We observed such behaviour with Zope 2.7/ZODB 3.2 and "ZPsycopgDA".

   When we used "resetCaches" (which should in principle release
   the old caches (I also added an "minimizeCache" because
   the cyclic gc does not work with Zope 2.7's ExtensionClass objects)),
   a new set of Postgres connections was opened without
   the old ones being closed.

   We worked around this problem by:

     *  avoiding to use "resetCaches"

     *  restarting Zope once a weak to get rid of
        stale Postgres connections

> ...
>OTOH, if that's not
>what's going on here, I'd expect to have heard about this here more than
>once in the last 5 years ;-)

The older ZODB code (ZODB 3.2 and before) was seriously flawed
with respect to cache release handling.

Fortunately, it was very rare that caches need to be released.

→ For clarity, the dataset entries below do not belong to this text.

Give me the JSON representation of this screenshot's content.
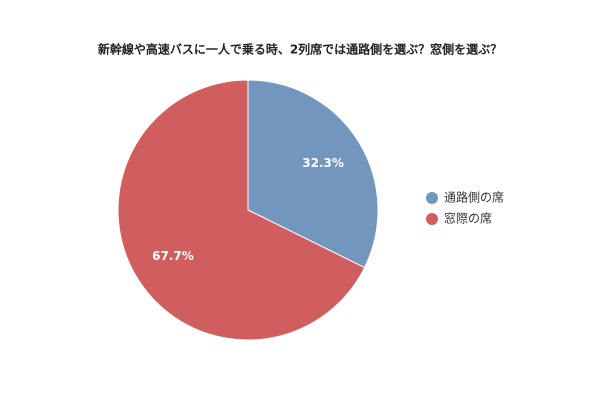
{
  "chart_data": {
    "type": "pie",
    "title": "新幹線や高速バスに一人で乗る時、2列席では通路側を選ぶ？窓側を選ぶ？",
    "categories": [
      "通路側の席",
      "窓際の席"
    ],
    "values": [
      32.3,
      67.7
    ],
    "value_labels": [
      "32.3%",
      "67.7%"
    ],
    "colors": [
      "#7396bf",
      "#d05e5e"
    ],
    "legend": "right"
  }
}
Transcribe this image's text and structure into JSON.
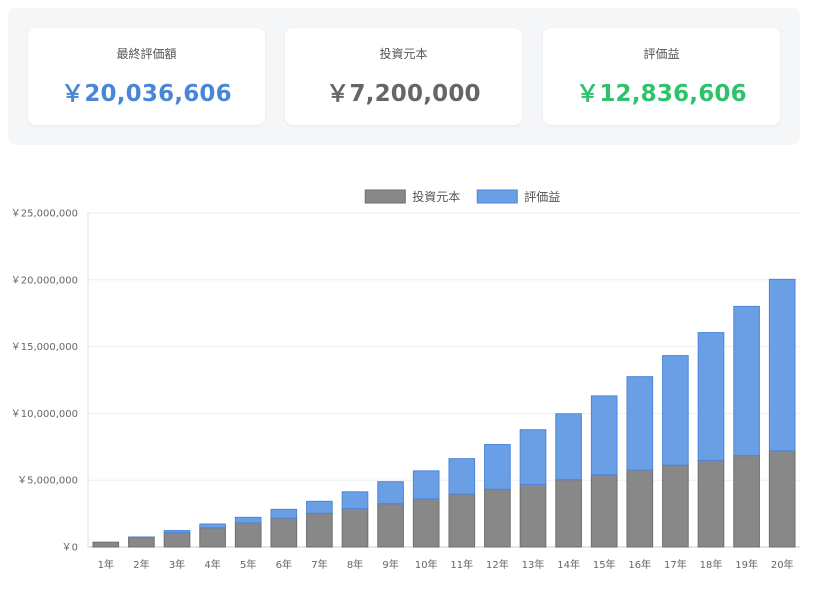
{
  "summary": {
    "cards": [
      {
        "label": "最終評価額",
        "value": "￥20,036,606",
        "color": "#4a86d8"
      },
      {
        "label": "投資元本",
        "value": "￥7,200,000",
        "color": "#666666"
      },
      {
        "label": "評価益",
        "value": "￥12,836,606",
        "color": "#2ec26b"
      }
    ]
  },
  "chart_data": {
    "type": "bar",
    "stacked": true,
    "categories": [
      "1年",
      "2年",
      "3年",
      "4年",
      "5年",
      "6年",
      "7年",
      "8年",
      "9年",
      "10年",
      "11年",
      "12年",
      "13年",
      "14年",
      "15年",
      "16年",
      "17年",
      "18年",
      "19年",
      "20年"
    ],
    "series": [
      {
        "name": "投資元本",
        "color": "#888888",
        "border": "#6e6e6e",
        "values": [
          360000,
          720000,
          1080000,
          1440000,
          1800000,
          2160000,
          2520000,
          2880000,
          3240000,
          3600000,
          3960000,
          4320000,
          4680000,
          5040000,
          5400000,
          5760000,
          6120000,
          6480000,
          6840000,
          7200000
        ]
      },
      {
        "name": "評価益",
        "color": "#6a9fe6",
        "border": "#4d86d8",
        "values": [
          0,
          30000,
          150000,
          280000,
          420000,
          660000,
          900000,
          1250000,
          1650000,
          2100000,
          2650000,
          3350000,
          4100000,
          4930000,
          5910000,
          6990000,
          8210000,
          9570000,
          11170000,
          12836606
        ]
      }
    ],
    "y_ticks": [
      "￥0",
      "￥5,000,000",
      "￥10,000,000",
      "￥15,000,000",
      "￥20,000,000",
      "￥25,000,000"
    ],
    "ylim": [
      0,
      25000000
    ],
    "legend_position": "top",
    "grid": true
  }
}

I found the flaws because we used temporary connections extensively
and, of course, their caches need to go away with the temporary
connection. I had a hard fight to get rid of the memory leaks
induced by those flaws.


Now (ZODB 3.4 and above) caches might get released more often.
True, the garbage collector now has a chance to collect cycles
including "ExtensionClass" objects, but it is very easy to
defeat the GC -- an object with a "__del__" method is sufficient.

> Perhaps because the OP is unique in allowing
>hundreds (or thousands -- whatever) of Connections to be active
>simultaneously?  Don't know.

He did not say that.

  If his hypothesis is indeed true and some connections exceeding
  the pool size are kept indefinitely, then already slightly
  exceeding the pool size may lead to an unbound number of connections
  provided the "exceedance" occurs frequently enough.


>I suggested before that forcing calls to gc.collect() would give more
>evidence.  If that doesn't help, then it's most likely that the application
>is keeping Connections alive.  Since I'm not familiar with the RDB code, I
>suppose it's even possible that such code uses __del__ methods, and creates
>cycles of its own, that prevent cyclic gc from reclaiming them.  In that
>case, there are serious problems in that code.

There is also another "gc" attribute holding the garbage cycles
not released. The poster may examine them to check whether they
contain indeed ZODB connection objects.